Dr. Vinther said: “Biologists had long noted how brachiopods have multiple, paired body cavities, unique kidney structures, and bundles of bristles on their back as larvae. These similarities led them to notice how closely brachiopods resemble annelid worms.”

“We now can see that those similarities are reflections of shared ancestry. The common ancestor of lophophorates and annelids had anatomy closely resembling the annelids," Vinther explained.

An armored-worm from the Cambrian could be an important missing link
The fossil's proposed position in the tree of life.

“At some point, the tommotiid ancestor to the lophophorates became sessile and evolved suspension feeding (catching particles suspended in the water). Then a long, wormy body with numerous, repeated body units became less useful and was reduced,” he said.

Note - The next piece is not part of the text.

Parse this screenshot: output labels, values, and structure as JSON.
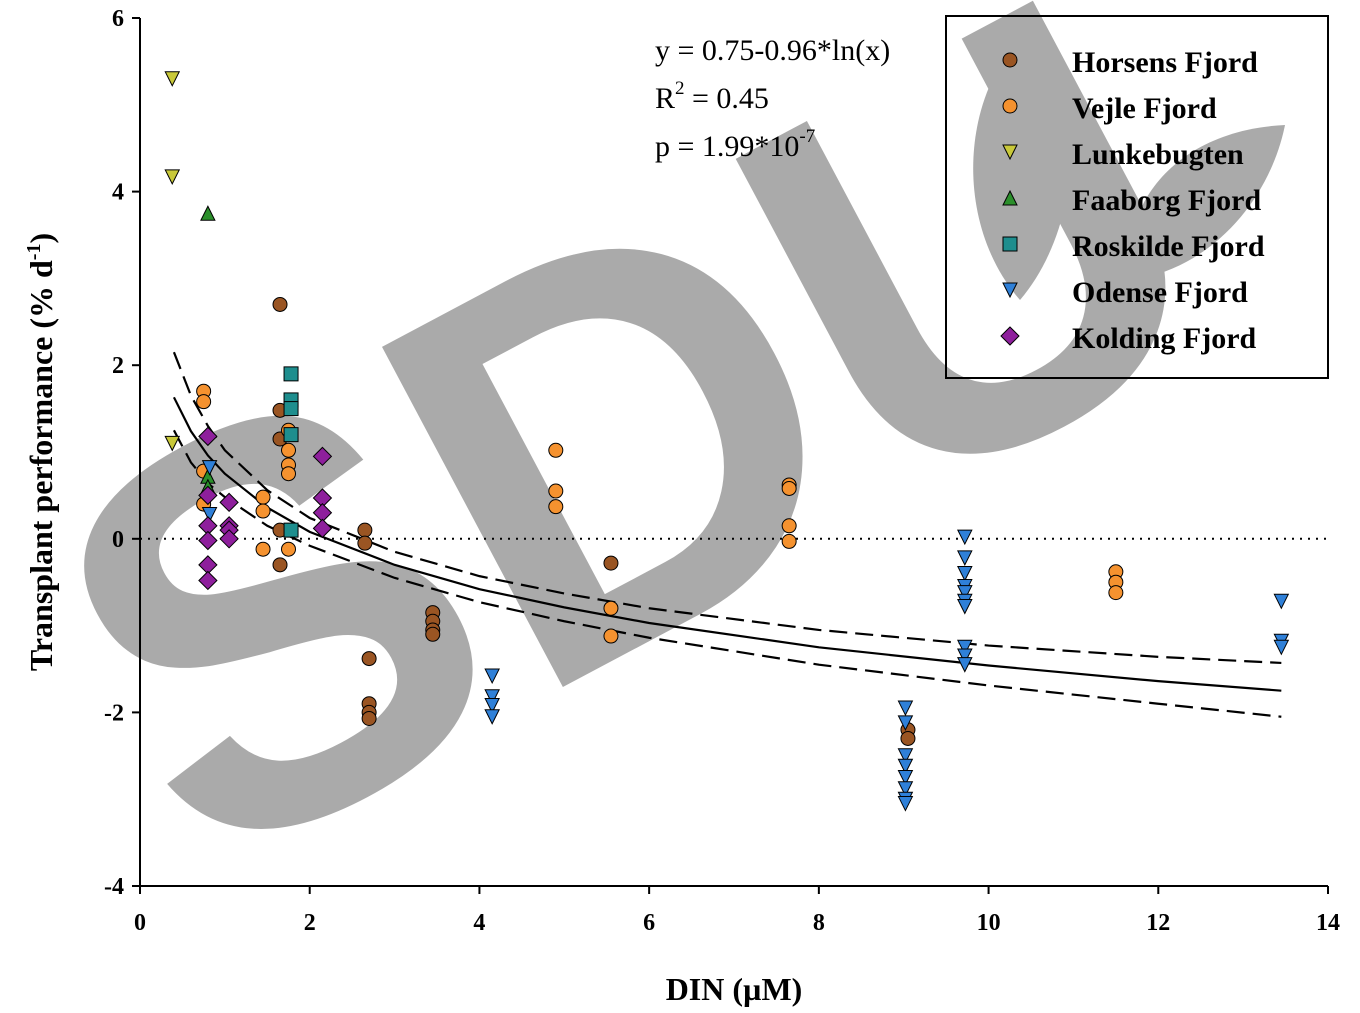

Co-author Greg Edgecombe from the Natural History Museum said, “this discovery highlights how important fossils can be for reconstructing evolution.“

"We get an incomplete picture by only looking at living animals, with the relatively few anatomical characters shared between different phyla. With fossils like Wufengella, we can trace each lineage back to its roots, realizing how they once looked altogether different and had very different modes of life, sometimes unique and sometimes shared with more distant relatives,” Edgecombe explained.

Study abstract:

Among extant animals, Lophotrochozoa accounts for the majority of phyla.1 This bilaterian clade radiated rapidly during the Cambrian explosion, obfuscating its phylogenetic relationships and rendering many aspects of its early evolution uncertain. Many early lophotrochozoans are known only from isolated skeletal microfossils, “small shelly fossils,” often derived from larger animals with complex multi-element skeletons.2 The discovery of articulated fossils has revealed surprising insights into the animals from which these skeletal pieces were derived, such as paired shells in the mollusc Halkieria.3 Tommotiids are a key group of phosphatic early skeletal fossils that first appear in the late early Cambrian.4,5 Although their affinities were previously obscure, discoveries of partial scleritomes and investigations of growth and microstructure6 provide links with Brachiopoda7,8 and Phoronida,9 two of the lophophorate phyla. By contrast, the body plan of camenellan tommotiids remains a palaeontological mystery, with hypothetical reconstructions representing motile, benthic, dorsally armored worms.4,10 Here, we describe an articulated camenellan (Wufengella bengtsoni gen. et sp. nov.) from the Cambrian Chengjiang Biota, China, revealing the morphology of the scleritome and the first soft tissues from an adult tommotiid. Wufengella carries two dorsal rows of sclerites in a highly asymmetric arrangement, flanked by smaller, cap-shaped sclerites. The scleritome was fringed by iterated fascicles of chaetae and two layers of flattened lobes. Phylogenetic analysis confirms that camenellans occupy a deep branch in lophophorate phylogeny, prior to the acquisition of a sessile lifestyle. Wufengella reveals direct evidence for a metameric body plan reminiscent of annelids early in the evolutionary history of lophophorates.